Scientists traditionally have set chimpanzees, gorillas and other apes on separate evolutionary branches of humanity's family tree. In this genomic scheme, humans are considered the only living members of the genus Homo, which is Latin for man.
"The traditional view is a hangover from a philosophy Aristotle is responsible for starting called 'The Great Chain of Being,' where living creatures are arranged in a series progressing from what are considered the most perfect to the least perfect, with humans on top. This is of course a very subjective bias," Goodman said.
Accumulating DNA evidence suggests humans and chimps are extremely similar genetically, although prior analyses of DNA showed the two species had divergent proteins, which left open the question of whether changes during evolution left chimpanzees more functionally related to gorillas than to humans.
Goodman and his team compared 97 genes from six different species -- humans, chimpanzees, gorillas, orangutans, Old World monkeys and mice. The genes examined regulated proteins known to be crucial to survival, including biological processes such as DNA repair and oxygen transport.
The genetic similarities and differences found were used to develop an evolutionary tree to measure relatedness between species. In findings made public Monday and appearing this week in the Proceedings of the National Academy of Sciences, humans and chimpanzees are 99.4 percent genetically similar. Next on the family tree are gorillas, followed by orangutans and then Old World monkeys. None of the primates was closely related to mice.
"It is astonishing that there is so little difference in actual functional genes between humans and chimpanzees," biological anthropologist Colin Groves of the Australian National University in Canberra told UPI.

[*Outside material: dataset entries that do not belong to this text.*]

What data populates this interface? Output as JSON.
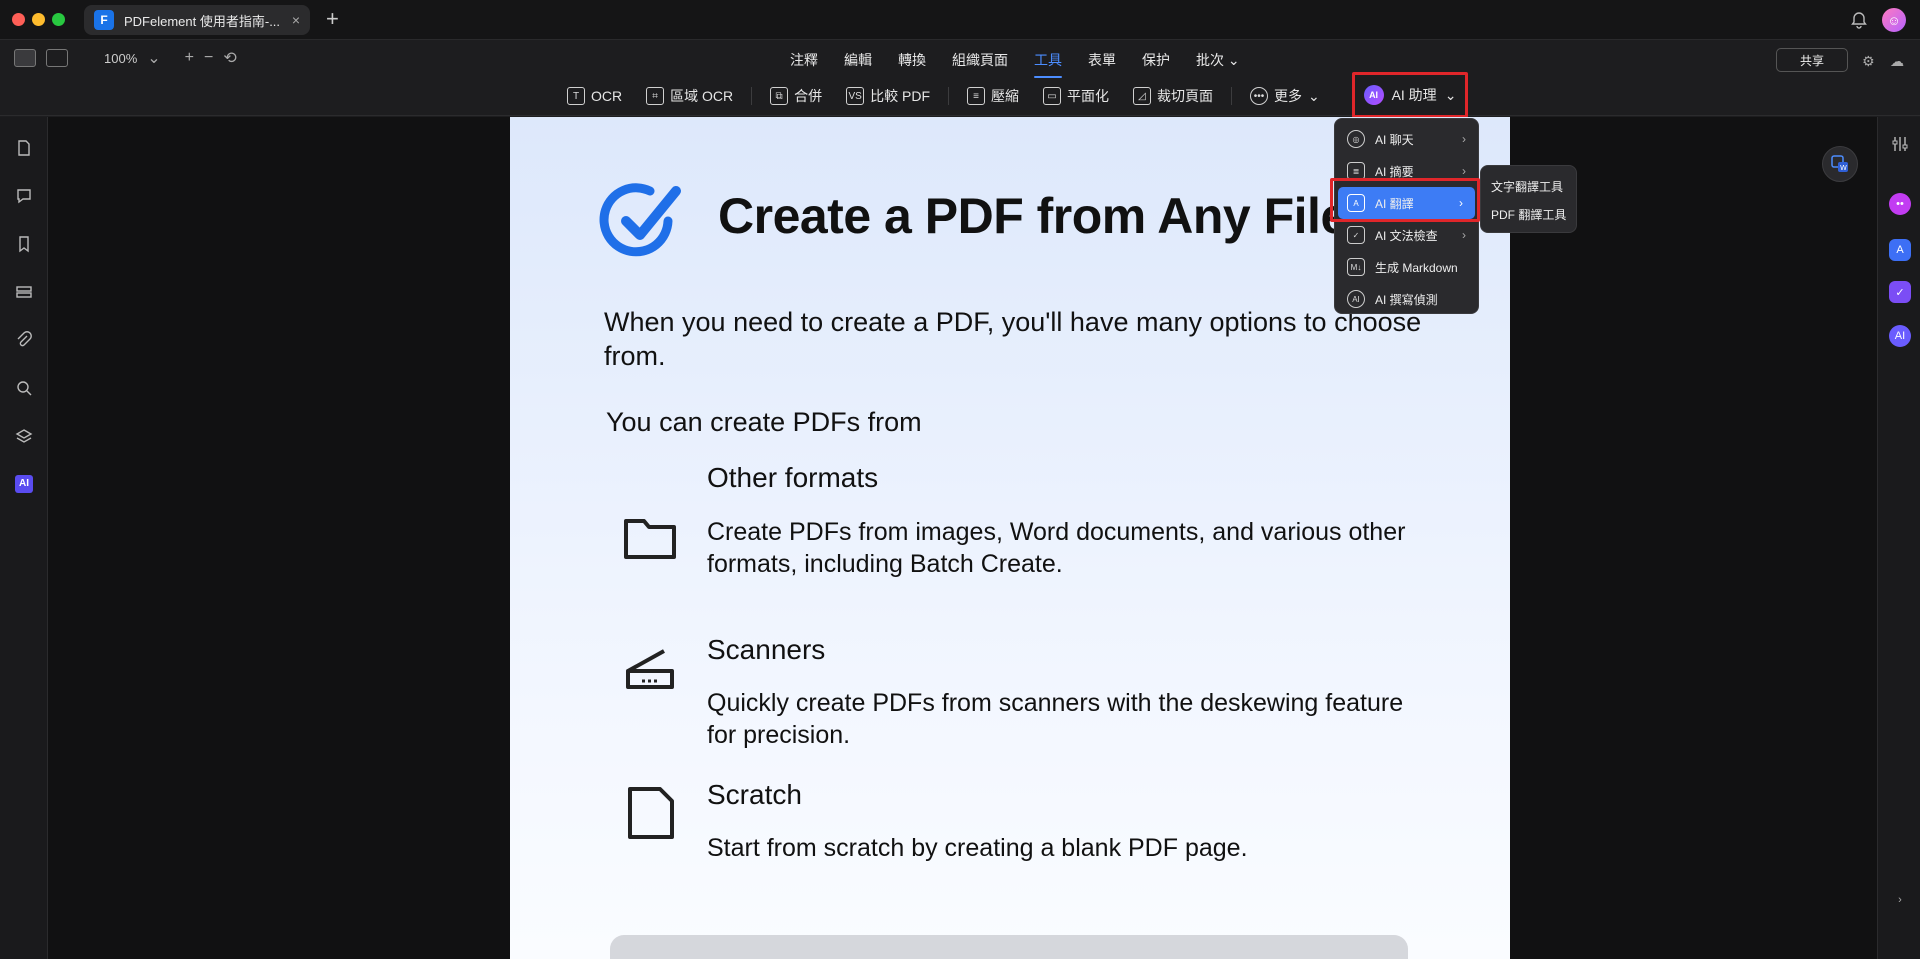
{
  "tab": {
    "title": "PDFelement 使用者指南-...",
    "close": "×"
  },
  "new_tab": "+",
  "zoom": {
    "value": "100%",
    "chevron": "⌄",
    "plus": "+",
    "minus": "−"
  },
  "menu": [
    "注釋",
    "編輯",
    "轉換",
    "組織頁面",
    "工具",
    "表單",
    "保护",
    "批次"
  ],
  "menu_active_index": 4,
  "menu_more_chevron": "⌄",
  "share_label": "共享",
  "tools": {
    "ocr": "OCR",
    "area_ocr": "區域 OCR",
    "merge": "合併",
    "compare": "比較 PDF",
    "compress": "壓縮",
    "flatten": "平面化",
    "crop": "裁切頁面",
    "more": "更多",
    "ai_assistant": "AI 助理",
    "ai_badge": "AI"
  },
  "ai_menu": [
    {
      "label": "AI 聊天",
      "icon": "ai-chat-icon",
      "has_submenu": true
    },
    {
      "label": "AI 摘要",
      "icon": "ai-summary-icon",
      "has_submenu": true
    },
    {
      "label": "AI 翻譯",
      "icon": "ai-translate-icon",
      "has_submenu": true,
      "highlighted": true
    },
    {
      "label": "AI 文法檢查",
      "icon": "ai-grammar-icon",
      "has_submenu": true
    },
    {
      "label": "生成 Markdown",
      "icon": "markdown-icon",
      "has_submenu": false
    },
    {
      "label": "AI 撰寫偵測",
      "icon": "ai-detect-icon",
      "has_submenu": false
    }
  ],
  "ai_submenu": [
    "文字翻譯工具",
    "PDF 翻譯工具"
  ],
  "left_sidebar_ai": "AI",
  "page": {
    "title": "Create a PDF from Any File",
    "intro": "When you need to create a PDF, you'll have many options to choose from.",
    "subtitle": "You can create PDFs from",
    "sections": [
      {
        "heading": "Other formats",
        "text": "Create PDFs from images, Word documents, and various other formats, including Batch Create."
      },
      {
        "heading": "Scanners",
        "text": "Quickly create PDFs from scanners with the deskewing feature for precision."
      },
      {
        "heading": "Scratch",
        "text": "Start from scratch by creating a blank PDF page."
      }
    ]
  },
  "colors": {
    "accent": "#3d7cf5",
    "highlight_box": "#e0262a",
    "brand": "#1a73e8"
  }
}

The longer species evolve apart, the more DNA mutations build up. When these numbers of mutations are compared against well-dated points in the fossil record -- such as the separation between Old and New World monkeys about 25 million years ago -- scientists find the mutation rate is more or less constant.
Using such "molecular clocks," Goodman and colleagues estimated humans and chimpanzees diverged from a common ancestor relatively recently -- roughly 5 to 6 million years ago. The findings match well against recent fossil evidence that this common ancestor, in turn, diverged genetically from gorillas some 6 to 7 million years ago.
"Most mammalian genera, it turns out, have time depths of 4 to 6 million years, so the human-chimpanzee split lies just on the cusp of this. You could combine them in one genus, or keep them separate in two," Groves said.
Goodman suggested further research should compare more genes between primates. "We applied this method to 97 genes when there are 30,000 or so known in humans," he said.
As soon as scientists have compiled the complete genetic sequences of chimpanzees, gorillas and other close relatives, "we can se what in a genetic sense made us humans and them not. What underlies our ability to use language," Mark Weiss, the National Science Foundation's program director for physical anthropology in Arlington, Va., told UPI. "Was it many genetic changes or a few? Does it have to do with how genes function in certain parts of the brain at certain points of development?"
Scientists largely have completed mapping the human genetic code, but now they have to figure out what each gene does and which ones are important. Goodman said comparing our genes with our relatives could help find genes either unique to humans or largely unchanged throughout primate evolution -- both of which are likely key to our survival.
"Which particular genes changed, and why did they change, and in what manner?" Weiss asked. "Are there implications in the patterns and changes of genes in human health and diseases? These are all sorts of new questions that become open to further investigation."